20 August 2019, 12:45 WIB

Amazon, Facebook, dan Google Tuding Prancis Diskriminatif


Tesa Oktiana Surbakti | Internasional

AFP
 AFP
Kombinasi logo raksasa teknologi asal Amerika Serikat

RAKSASA  teknologi Amerika Serikat (AS), yakni Amazon, Facebook, dan Google, memprotes kebijakan pajak digital Prancis yang dinilai retroaktif dan diskriminatif.

Presiden Amerika Serikat (AS) Donald Trump diketahui mempertimbangkan langkah pembalasan terhadap kebijakan pajak Prancis, sekaligus mendorong investigasi Kantor Perwakilan Dagang AS (USTR)

Keluhan sejumlah perusahaan yang dikenai pajak digital, atau biasa disebut GAFA, mengemuka dalam sidang USTR, terutama mengenai potensi kebijakan retalisasi. GAFA mengklaim kebijakan pajak digital Prancis sebagai preseden buruk.

Kebijakan Prancis yang dinilai Washington tidak adil, memperkeruh konflik perdagangan trans-Atlantik, yang saat ini menyasar baja, aluminium, mobil, pesawat terbang dan sektor pertanian.

Baca juga: Trump Ingatkan soal Tragedi Tiananmen

Tarif pajak sebesar 3% terhadap total pendapatan tahunan perusahaan, diberlakukan kepada perusahaan teknologi raksasa yang memberikan layanan bagi konsumen Prancis. Sebagian besar raksasa teknologi berbasis di 'Negeri Paman Sam'.

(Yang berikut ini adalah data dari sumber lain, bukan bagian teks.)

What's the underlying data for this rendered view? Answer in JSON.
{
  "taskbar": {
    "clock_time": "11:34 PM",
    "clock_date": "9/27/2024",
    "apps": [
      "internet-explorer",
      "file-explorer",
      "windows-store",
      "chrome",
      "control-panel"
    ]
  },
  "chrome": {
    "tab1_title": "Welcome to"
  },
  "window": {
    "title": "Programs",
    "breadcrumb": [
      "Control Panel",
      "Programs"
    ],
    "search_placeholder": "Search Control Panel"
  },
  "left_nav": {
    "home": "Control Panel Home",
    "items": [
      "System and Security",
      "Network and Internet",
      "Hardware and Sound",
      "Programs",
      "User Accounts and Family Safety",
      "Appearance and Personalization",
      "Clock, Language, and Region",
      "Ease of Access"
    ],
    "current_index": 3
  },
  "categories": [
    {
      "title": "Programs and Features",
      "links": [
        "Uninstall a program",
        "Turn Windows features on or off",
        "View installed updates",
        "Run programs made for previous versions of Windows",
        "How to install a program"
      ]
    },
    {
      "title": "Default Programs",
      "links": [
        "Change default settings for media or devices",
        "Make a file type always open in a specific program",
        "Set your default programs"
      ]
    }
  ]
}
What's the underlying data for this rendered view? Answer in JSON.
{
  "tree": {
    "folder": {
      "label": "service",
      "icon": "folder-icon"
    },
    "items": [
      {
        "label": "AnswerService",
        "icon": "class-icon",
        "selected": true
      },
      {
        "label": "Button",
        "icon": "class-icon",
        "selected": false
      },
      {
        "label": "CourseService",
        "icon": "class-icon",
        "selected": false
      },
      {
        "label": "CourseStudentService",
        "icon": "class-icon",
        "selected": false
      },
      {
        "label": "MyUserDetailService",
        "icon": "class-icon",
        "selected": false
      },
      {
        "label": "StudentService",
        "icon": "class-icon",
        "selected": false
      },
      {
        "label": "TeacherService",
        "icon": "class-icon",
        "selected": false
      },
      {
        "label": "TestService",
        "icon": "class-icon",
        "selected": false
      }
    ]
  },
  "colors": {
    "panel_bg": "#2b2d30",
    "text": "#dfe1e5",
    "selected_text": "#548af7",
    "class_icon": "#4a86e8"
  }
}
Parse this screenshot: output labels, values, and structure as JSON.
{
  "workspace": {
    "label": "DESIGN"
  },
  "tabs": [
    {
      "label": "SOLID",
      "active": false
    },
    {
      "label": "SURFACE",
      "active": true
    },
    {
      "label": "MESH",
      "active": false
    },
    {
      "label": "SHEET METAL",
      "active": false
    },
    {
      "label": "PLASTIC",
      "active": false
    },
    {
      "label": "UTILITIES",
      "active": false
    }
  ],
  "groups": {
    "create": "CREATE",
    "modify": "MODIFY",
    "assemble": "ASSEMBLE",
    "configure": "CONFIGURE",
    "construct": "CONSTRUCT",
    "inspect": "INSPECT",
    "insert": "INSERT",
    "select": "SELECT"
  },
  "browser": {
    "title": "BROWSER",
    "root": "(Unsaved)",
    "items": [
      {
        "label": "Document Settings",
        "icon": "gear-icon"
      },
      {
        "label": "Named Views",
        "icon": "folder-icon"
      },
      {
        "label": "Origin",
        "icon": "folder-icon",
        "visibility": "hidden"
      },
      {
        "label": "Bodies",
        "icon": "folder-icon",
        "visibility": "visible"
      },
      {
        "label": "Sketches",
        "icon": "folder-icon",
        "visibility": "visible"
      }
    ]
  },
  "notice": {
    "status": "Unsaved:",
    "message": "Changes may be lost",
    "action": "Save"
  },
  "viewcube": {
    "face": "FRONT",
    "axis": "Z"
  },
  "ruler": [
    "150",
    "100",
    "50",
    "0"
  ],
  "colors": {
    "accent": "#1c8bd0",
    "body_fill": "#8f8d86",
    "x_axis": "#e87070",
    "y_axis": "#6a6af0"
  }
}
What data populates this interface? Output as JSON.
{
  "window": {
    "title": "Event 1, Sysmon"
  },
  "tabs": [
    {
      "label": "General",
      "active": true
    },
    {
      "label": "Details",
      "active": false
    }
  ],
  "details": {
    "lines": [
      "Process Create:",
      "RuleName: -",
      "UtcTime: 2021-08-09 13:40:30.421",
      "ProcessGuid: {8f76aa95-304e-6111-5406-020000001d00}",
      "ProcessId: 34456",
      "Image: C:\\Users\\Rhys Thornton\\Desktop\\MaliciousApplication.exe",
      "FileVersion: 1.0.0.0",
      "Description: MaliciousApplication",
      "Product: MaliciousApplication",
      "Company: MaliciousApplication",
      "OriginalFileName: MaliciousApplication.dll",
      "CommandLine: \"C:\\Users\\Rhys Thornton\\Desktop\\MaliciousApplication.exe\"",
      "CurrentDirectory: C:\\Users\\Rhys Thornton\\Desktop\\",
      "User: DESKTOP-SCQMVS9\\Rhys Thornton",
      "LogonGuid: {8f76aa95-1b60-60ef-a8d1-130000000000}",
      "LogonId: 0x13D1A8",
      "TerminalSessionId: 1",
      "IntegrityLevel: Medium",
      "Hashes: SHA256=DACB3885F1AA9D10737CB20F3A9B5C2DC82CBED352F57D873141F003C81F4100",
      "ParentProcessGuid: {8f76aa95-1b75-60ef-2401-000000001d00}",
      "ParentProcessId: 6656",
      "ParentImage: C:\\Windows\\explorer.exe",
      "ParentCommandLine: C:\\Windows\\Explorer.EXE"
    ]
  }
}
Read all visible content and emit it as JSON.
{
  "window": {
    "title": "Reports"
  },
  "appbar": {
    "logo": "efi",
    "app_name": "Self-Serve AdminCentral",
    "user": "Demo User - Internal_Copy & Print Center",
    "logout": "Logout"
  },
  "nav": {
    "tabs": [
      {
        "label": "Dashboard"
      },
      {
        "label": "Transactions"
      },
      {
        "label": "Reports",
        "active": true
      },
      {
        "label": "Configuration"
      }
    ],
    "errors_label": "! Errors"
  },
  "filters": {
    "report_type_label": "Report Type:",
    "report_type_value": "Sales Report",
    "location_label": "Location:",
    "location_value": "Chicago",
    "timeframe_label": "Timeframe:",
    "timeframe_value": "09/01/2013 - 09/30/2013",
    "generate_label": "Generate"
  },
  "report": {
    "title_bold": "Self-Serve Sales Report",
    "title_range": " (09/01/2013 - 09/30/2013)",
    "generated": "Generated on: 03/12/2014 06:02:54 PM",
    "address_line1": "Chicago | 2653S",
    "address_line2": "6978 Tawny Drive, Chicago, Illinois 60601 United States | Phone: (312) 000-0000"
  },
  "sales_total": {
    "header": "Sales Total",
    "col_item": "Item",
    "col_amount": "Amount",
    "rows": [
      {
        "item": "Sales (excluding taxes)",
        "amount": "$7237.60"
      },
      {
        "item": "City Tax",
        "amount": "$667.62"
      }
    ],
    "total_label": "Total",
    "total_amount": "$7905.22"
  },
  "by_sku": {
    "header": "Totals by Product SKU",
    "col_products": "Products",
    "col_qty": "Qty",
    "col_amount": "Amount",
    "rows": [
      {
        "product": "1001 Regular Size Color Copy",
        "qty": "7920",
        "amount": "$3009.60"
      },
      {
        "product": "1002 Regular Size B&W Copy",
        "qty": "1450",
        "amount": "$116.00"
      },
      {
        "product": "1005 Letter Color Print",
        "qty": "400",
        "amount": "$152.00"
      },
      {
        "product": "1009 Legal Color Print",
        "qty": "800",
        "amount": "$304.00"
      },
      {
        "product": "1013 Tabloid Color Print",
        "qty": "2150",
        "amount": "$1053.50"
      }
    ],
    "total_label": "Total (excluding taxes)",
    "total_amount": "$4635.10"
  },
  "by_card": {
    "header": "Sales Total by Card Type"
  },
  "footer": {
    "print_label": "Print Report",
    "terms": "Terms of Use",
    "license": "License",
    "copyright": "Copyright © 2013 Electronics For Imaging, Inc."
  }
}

"Bagi Amazon, dengan Prancis sebagai pasar terbesar kedua untuk perdagangan elektronik di Eropa, retribusi yang baru menciptakan pajak berganda," pungkas Direktur Perencanaan Pajak Amazon Peter Hiltz, .

Sekitar 58% penjualan ritel raksasa daring dilakukan perusahaan mitra, yang dipastikan sangat terdampak.

"Pengenaan pajak Prancis berdampak negatif terhadap Amazon, serta ribuan usaha kecil dan menengah. Amazon tidak bisa menyerap tarif, namun kami sudah memberitahu para mitra bahwa tarif mereka akan meningkat per 1 Oktober," jelasnya.

Beberapa raksasa teknologi diketahui mengambil keuntungan dari yurisdiksi pajak rendah di sejumlah negara, seperti Irlandia.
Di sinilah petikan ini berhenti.